Berdasarkan data dari football-ranking.com, kemenangan ini menambah 1,8 poin untuk Indonesia, sehingga total poin merekan naik dari 1.135,11 menjadi 1.136,91 poin. Dengan total tersebut, Timnas Indonesia diproyeksikan naik ke peringkat 124 dunia, menggusur Rwanda yang miliki 1.136,06 poin.
Pertandingan melawan Myanmar dilakukan dalam Stadion Thuwunna, Yangon, Hari Senin (9/12/2024) waktu malam WIB. Gol tunggal kemenangan Indonesia dicetak pada menit ke-76 melalui tekanan agresif yang dimaksud akhirnya memaksa penjaga gawang Myanmar, Zin Nyi Nyi Aung, melakukan gol bunuh diri.
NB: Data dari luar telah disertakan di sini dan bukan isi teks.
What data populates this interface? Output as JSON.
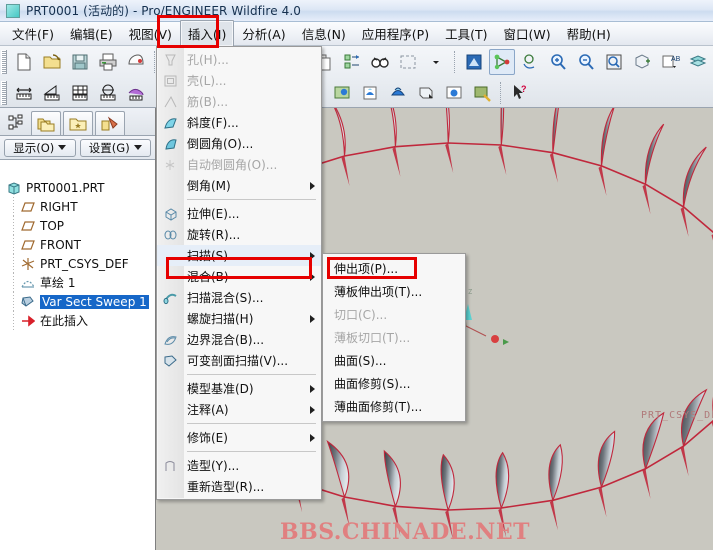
{
  "window": {
    "title": "PRT0001 (活动的) - Pro/ENGINEER Wildfire 4.0",
    "icon": "part-window-icon"
  },
  "menubar": {
    "items": [
      {
        "label": "文件(F)",
        "active": false
      },
      {
        "label": "编辑(E)",
        "active": false
      },
      {
        "label": "视图(V)",
        "active": false
      },
      {
        "label": "插入(I)",
        "active": true
      },
      {
        "label": "分析(A)",
        "active": false
      },
      {
        "label": "信息(N)",
        "active": false
      },
      {
        "label": "应用程序(P)",
        "active": false
      },
      {
        "label": "工具(T)",
        "active": false
      },
      {
        "label": "窗口(W)",
        "active": false
      },
      {
        "label": "帮助(H)",
        "active": false
      }
    ]
  },
  "toolbar": {
    "row1": [
      "new-file-icon",
      "open-folder-icon",
      "save-icon",
      "print-icon",
      "mouse-sketch-icon",
      "sep",
      "regenerate-icon",
      "feature-icon",
      "shell-icon",
      "rib-icon",
      "draft-icon",
      "sep",
      "copy-icon",
      "paste-special-icon",
      "find-icon",
      "selection-box-icon",
      "chevron-down-icon",
      "sep",
      "repaint-icon",
      "datum-display-icon",
      "spin-center-icon",
      "zoom-in-icon",
      "zoom-out-icon",
      "zoom-window-icon",
      "refit-icon",
      "layer-text-icon",
      "layers-icon"
    ],
    "row2": [
      "measure-distance-icon",
      "measure-angle-icon",
      "measure-area-icon",
      "measure-diameter-icon",
      "relation-icon",
      "analysis-icon",
      "sep",
      "color-appearance-icon",
      "render-icon",
      "perspective-icon",
      "light-icon",
      "scene-icon",
      "env-icon",
      "view-saved-icon",
      "view-default-icon",
      "shade-icon",
      "render-region-icon",
      "render-setup-icon",
      "sep",
      "help-pointer-icon"
    ]
  },
  "left_panel": {
    "tabs": [
      {
        "name": "model-tree-icon",
        "selected": false,
        "plain": true
      },
      {
        "name": "folder-browser-icon",
        "selected": true,
        "plain": false
      },
      {
        "name": "favorites-folder-icon",
        "selected": false,
        "plain": false
      },
      {
        "name": "connections-icon",
        "selected": false,
        "plain": false
      }
    ],
    "buttons": [
      {
        "label": "显示(O)",
        "name": "show-dropdown"
      },
      {
        "label": "设置(G)",
        "name": "settings-dropdown"
      }
    ],
    "tree": [
      {
        "label": "PRT0001.PRT",
        "icon": "part-icon",
        "depth": 0,
        "selected": false
      },
      {
        "label": "RIGHT",
        "icon": "datum-plane-icon",
        "depth": 1,
        "selected": false
      },
      {
        "label": "TOP",
        "icon": "datum-plane-icon",
        "depth": 1,
        "selected": false
      },
      {
        "label": "FRONT",
        "icon": "datum-plane-icon",
        "depth": 1,
        "selected": false
      },
      {
        "label": "PRT_CSYS_DEF",
        "icon": "coord-system-icon",
        "depth": 1,
        "selected": false
      },
      {
        "label": "草绘 1",
        "icon": "sketch-icon",
        "depth": 1,
        "selected": false
      },
      {
        "label": "Var Sect Sweep 1",
        "icon": "sweep-icon",
        "depth": 1,
        "selected": true
      },
      {
        "label": "在此插入",
        "icon": "insert-here-icon",
        "depth": 1,
        "selected": false
      }
    ]
  },
  "insert_menu": {
    "items": [
      {
        "label": "孔(H)...",
        "icon": "hole-icon",
        "dim": true,
        "arrow": false
      },
      {
        "label": "壳(L)...",
        "icon": "shell-icon",
        "dim": true,
        "arrow": false
      },
      {
        "label": "筋(B)...",
        "icon": "rib-icon",
        "dim": true,
        "arrow": false
      },
      {
        "label": "斜度(F)...",
        "icon": "draft-icon",
        "dim": false,
        "arrow": false
      },
      {
        "label": "倒圆角(O)...",
        "icon": "round-icon",
        "dim": false,
        "arrow": false
      },
      {
        "label": "自动倒圆角(O)...",
        "icon": "auto-round-icon",
        "dim": true,
        "arrow": false
      },
      {
        "label": "倒角(M)",
        "icon": "chamfer-icon",
        "dim": false,
        "arrow": true
      },
      {
        "sep": true
      },
      {
        "label": "拉伸(E)...",
        "icon": "extrude-icon",
        "dim": false,
        "arrow": false
      },
      {
        "label": "旋转(R)...",
        "icon": "revolve-icon",
        "dim": false,
        "arrow": false
      },
      {
        "label": "扫描(S)",
        "icon": "",
        "dim": false,
        "arrow": true,
        "highlight": true
      },
      {
        "label": "混合(B)",
        "icon": "",
        "dim": false,
        "arrow": true
      },
      {
        "label": "扫描混合(S)...",
        "icon": "swept-blend-icon",
        "dim": false,
        "arrow": false
      },
      {
        "label": "螺旋扫描(H)",
        "icon": "",
        "dim": false,
        "arrow": true
      },
      {
        "label": "边界混合(B)...",
        "icon": "boundary-blend-icon",
        "dim": false,
        "arrow": false
      },
      {
        "label": "可变剖面扫描(V)...",
        "icon": "var-section-sweep-icon",
        "dim": false,
        "arrow": false
      },
      {
        "sep": true
      },
      {
        "label": "模型基准(D)",
        "icon": "",
        "dim": false,
        "arrow": true
      },
      {
        "label": "注释(A)",
        "icon": "",
        "dim": false,
        "arrow": true
      },
      {
        "sep": true
      },
      {
        "label": "修饰(E)",
        "icon": "",
        "dim": false,
        "arrow": true
      },
      {
        "sep": true
      },
      {
        "label": "造型(Y)...",
        "icon": "style-icon",
        "dim": false,
        "arrow": false
      },
      {
        "label": "重新造型(R)...",
        "icon": "",
        "dim": false,
        "arrow": false
      }
    ]
  },
  "sweep_submenu": {
    "items": [
      {
        "label": "伸出项(P)...",
        "dim": false,
        "highlight": true
      },
      {
        "label": "薄板伸出项(T)...",
        "dim": false
      },
      {
        "label": "切口(C)...",
        "dim": true
      },
      {
        "label": "薄板切口(T)...",
        "dim": true
      },
      {
        "label": "曲面(S)...",
        "dim": false
      },
      {
        "label": "曲面修剪(S)...",
        "dim": false
      },
      {
        "label": "薄曲面修剪(T)...",
        "dim": false
      }
    ]
  },
  "viewport": {
    "csys_label": "PRT_CSYS_DEF",
    "watermark": "BBS.CHINADE.NET",
    "background_color": "#c9c8c0",
    "edge_color": "#c0283c",
    "blade_count": 34
  },
  "colors": {
    "highlight_red": "#e60000",
    "selection_blue": "#1667c8",
    "watermark_red": "#e08080",
    "model_edge": "#c0283c"
  }
}
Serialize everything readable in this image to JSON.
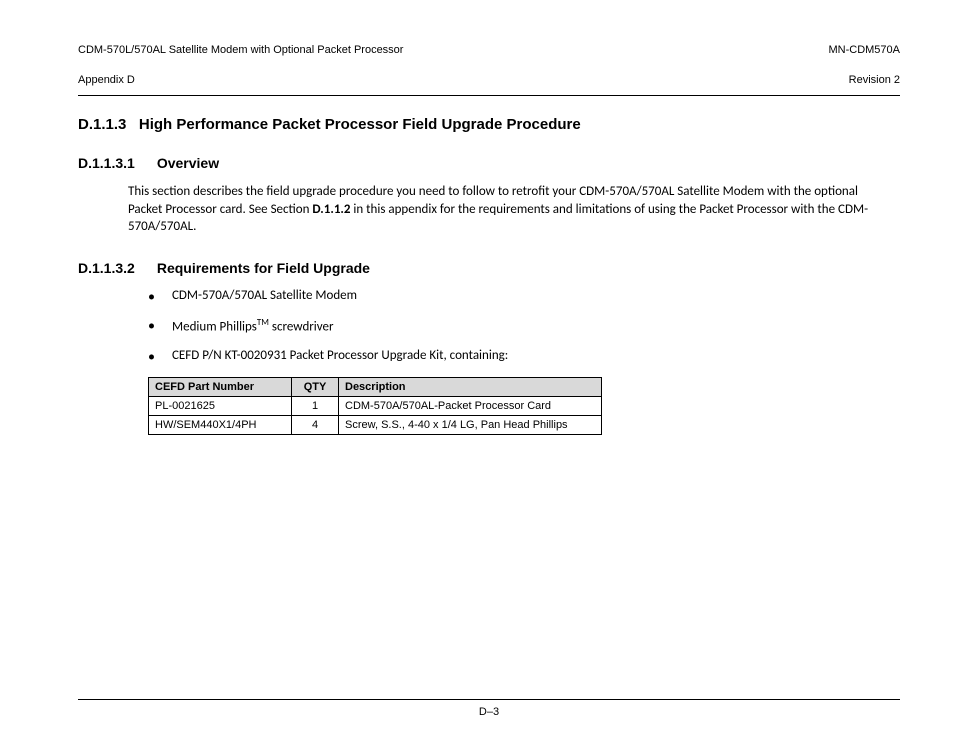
{
  "header": {
    "leftLine1": "CDM-570L/570AL Satellite Modem with Optional Packet Processor",
    "leftLine2": "Appendix D",
    "rightLine1": "MN-CDM570A",
    "rightLine2": "Revision 2"
  },
  "section_d113": {
    "number": "D.1.1.3",
    "title": "High Performance Packet Processor Field Upgrade Procedure"
  },
  "section_d1131": {
    "number": "D.1.1.3.1",
    "title": "Overview",
    "para_pre": "This section describes the field upgrade procedure you need to follow to retrofit your CDM-570A/570AL Satellite Modem with the optional Packet Processor card. See Section ",
    "para_bold": "D.1.1.2",
    "para_post": "  in this appendix for the requirements and limitations of using the Packet Processor with the CDM-570A/570AL."
  },
  "section_d1132": {
    "number": "D.1.1.3.2",
    "title": "Requirements for Field Upgrade",
    "bullets": {
      "b1": "CDM-570A/570AL Satellite Modem",
      "b2_pre": "Medium Phillips",
      "b2_tm": "TM",
      "b2_post": " screwdriver",
      "b3": "CEFD P/N KT-0020931 Packet Processor Upgrade Kit, containing:"
    }
  },
  "table": {
    "headers": {
      "part": "CEFD Part Number",
      "qty": "QTY",
      "desc": "Description"
    },
    "rows": [
      {
        "part": "PL-0021625",
        "qty": "1",
        "desc": "CDM-570A/570AL-Packet Processor Card"
      },
      {
        "part": "HW/SEM440X1/4PH",
        "qty": "4",
        "desc": "Screw, S.S., 4-40 x 1/4 LG, Pan Head Phillips"
      }
    ]
  },
  "footer": {
    "pageLabel": "D–3"
  }
}
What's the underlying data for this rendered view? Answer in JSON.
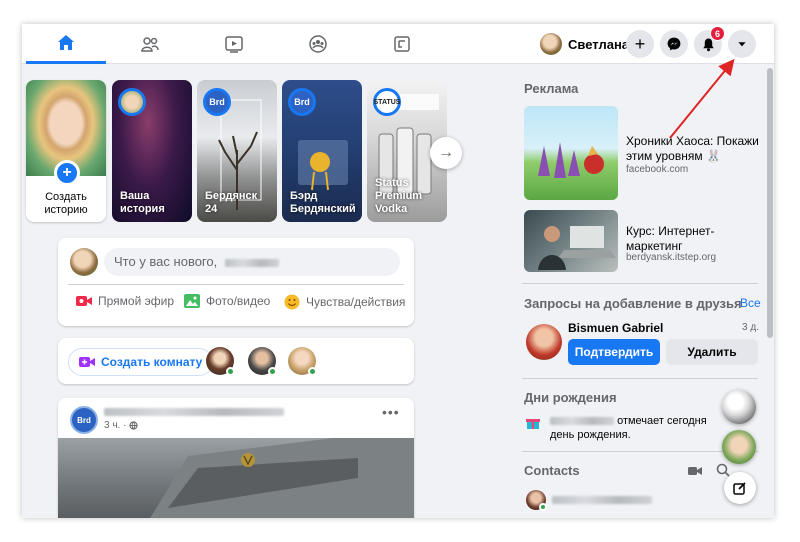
{
  "header": {
    "profile_name": "Светлана",
    "notifications_count": "6"
  },
  "stories": {
    "create_label": "Создать историю",
    "items": [
      {
        "label": "Ваша история",
        "avatar": ""
      },
      {
        "label": "Бердянск 24",
        "avatar": "Brd"
      },
      {
        "label": "Бэрд Бердянский",
        "avatar": "Brd"
      },
      {
        "label": "Status Premium Vodka",
        "avatar": "STATUS"
      }
    ]
  },
  "composer": {
    "placeholder": "Что у вас нового,",
    "actions": [
      {
        "label": "Прямой эфир",
        "color": "#f02849"
      },
      {
        "label": "Фото/видео",
        "color": "#45bd62"
      },
      {
        "label": "Чувства/действия",
        "color": "#f7b928"
      }
    ]
  },
  "rooms": {
    "create_room_label": "Создать комнату"
  },
  "post": {
    "avatar": "Brd",
    "meta": "3 ч. ·"
  },
  "sidebar": {
    "ads_heading": "Реклама",
    "ads": [
      {
        "title": "Хроники Хаоса: Покажи этим уровням 🐰",
        "site": "facebook.com"
      },
      {
        "title": "Курс: Интернет-маркетинг",
        "site": "berdyansk.itstep.org"
      }
    ],
    "friend_requests_heading": "Запросы на добавление в друзья",
    "see_all": "Все",
    "request": {
      "name": "Bismuen Gabriel",
      "time": "3 д.",
      "confirm": "Подтвердить",
      "delete": "Удалить"
    },
    "birthdays_heading": "Дни рождения",
    "birthday_text": "отмечает сегодня день рождения.",
    "contacts_heading": "Contacts"
  },
  "colors": {
    "brand": "#1877f2",
    "badge": "#e41e3f",
    "online": "#31a24c"
  }
}
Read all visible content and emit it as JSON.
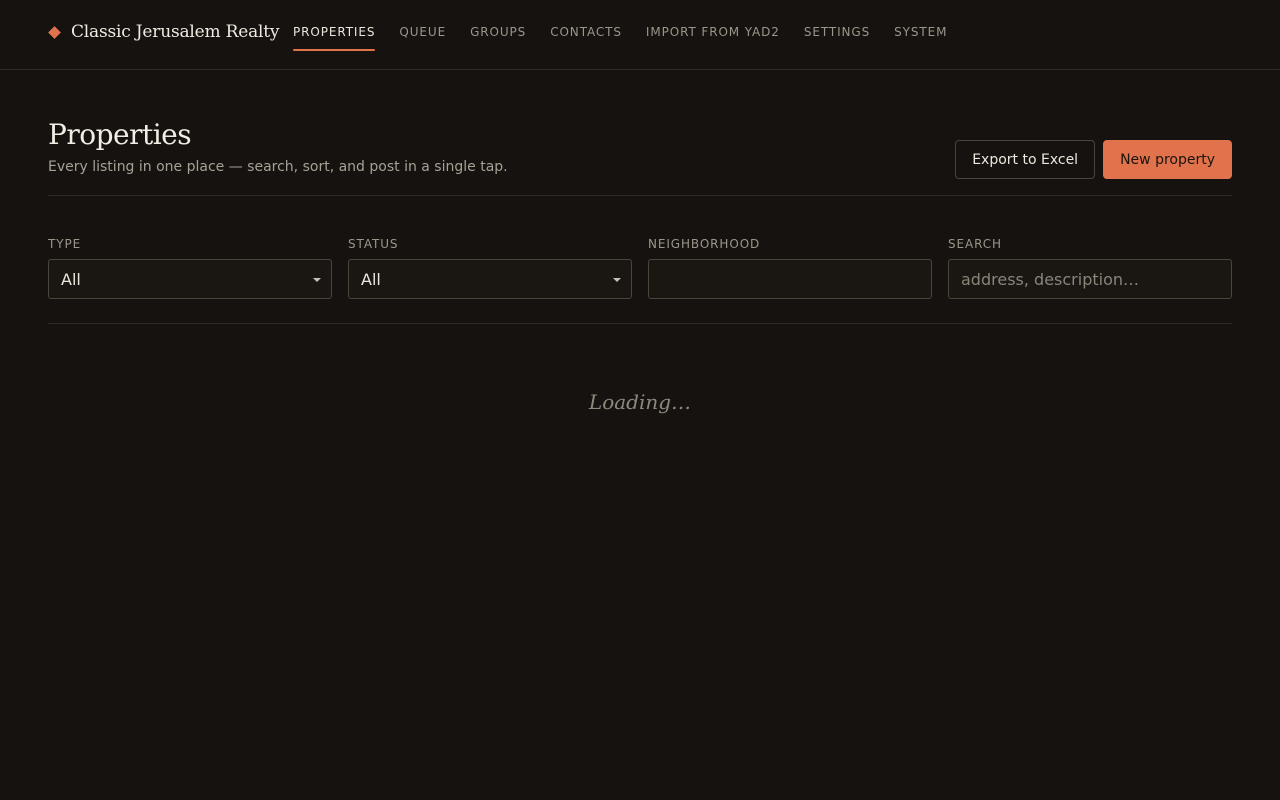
{
  "brand": {
    "name": "Classic Jerusalem Realty",
    "icon": "diamond-icon",
    "accent": "#e0734c"
  },
  "nav": {
    "items": [
      {
        "label": "PROPERTIES",
        "active": true
      },
      {
        "label": "QUEUE"
      },
      {
        "label": "GROUPS"
      },
      {
        "label": "CONTACTS"
      },
      {
        "label": "IMPORT FROM YAD2"
      },
      {
        "label": "SETTINGS"
      },
      {
        "label": "SYSTEM"
      }
    ]
  },
  "header": {
    "title": "Properties",
    "subtitle": "Every listing in one place — search, sort, and post in a single tap.",
    "export_label": "Export to Excel",
    "new_label": "New property"
  },
  "filters": {
    "type": {
      "label": "TYPE",
      "value": "All"
    },
    "status": {
      "label": "STATUS",
      "value": "All"
    },
    "neighborhood": {
      "label": "NEIGHBORHOOD",
      "value": ""
    },
    "search": {
      "label": "SEARCH",
      "placeholder": "address, description…",
      "value": ""
    }
  },
  "status": {
    "loading_text": "Loading…"
  },
  "colors": {
    "background": "#15120f",
    "accent": "#e0734c",
    "border": "#2e2a24"
  }
}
Keputusan pembimbing Shin Tae-yong untuk menurunkan Asnawi Mangkualam, Victor Dethan, dan juga Rafael Struick di area fase kedua terbukti krusial, meningkatkan kekuatan lini serang Garuda yang tersebut tampil lebih tinggi tajam.
Piala AFF 2024 memberikan kesempatan besar bagi Timnas Indonesia untuk memperbaiki kedudukan mereka itu di area ranking FIFA. Jika Indonesia mampu menyapu bersih seluruh delapan pertandingan di tempat pertandingan ini dengan kemenangan, tambahan total sekitar 18,52 poin dapat menghadirkan dia naik hingga peringkat 119 dunia.
Namun, tantangan ke depan masih berat. Meski telah terjadi mengawali kejuaraan dengan poin penuh juga memuncaki klasemen sementara Grup B, Garuda masih harus menghadapi Laos kemudian Vietnam, dua regu yang digunakan juga menjadi ancaman kritis pada fase grup.
Kenaikan peringkat FIFA bukanlah hanya saja mengenai gengsi, tetapi juga berimplikasi pada berbagai aspek strategis sepak bola Indonesia, termasuk potensi mendapatkan lawan-lawan yang lebih besar berkualitas di tempat laga uji coba internasional, dan juga daya tarik bagi para pemain kelompok etnis yang tersebar di berbagai negara untuk bergabung dengan skuad Garuda.
Dengan modal awal kemenangan melawan Myanmar, Timnas Indonesia tiada cuma menjaga asa meraih gelar kejuaraan juara, tetapi juga membuka prospek memperbaiki sikap dia dalam kancah sepak bola dunia. Semua mata pada masa kini tertuju pada laga berikutnya, di area mana Garuda diharapkan terus terbang tinggi.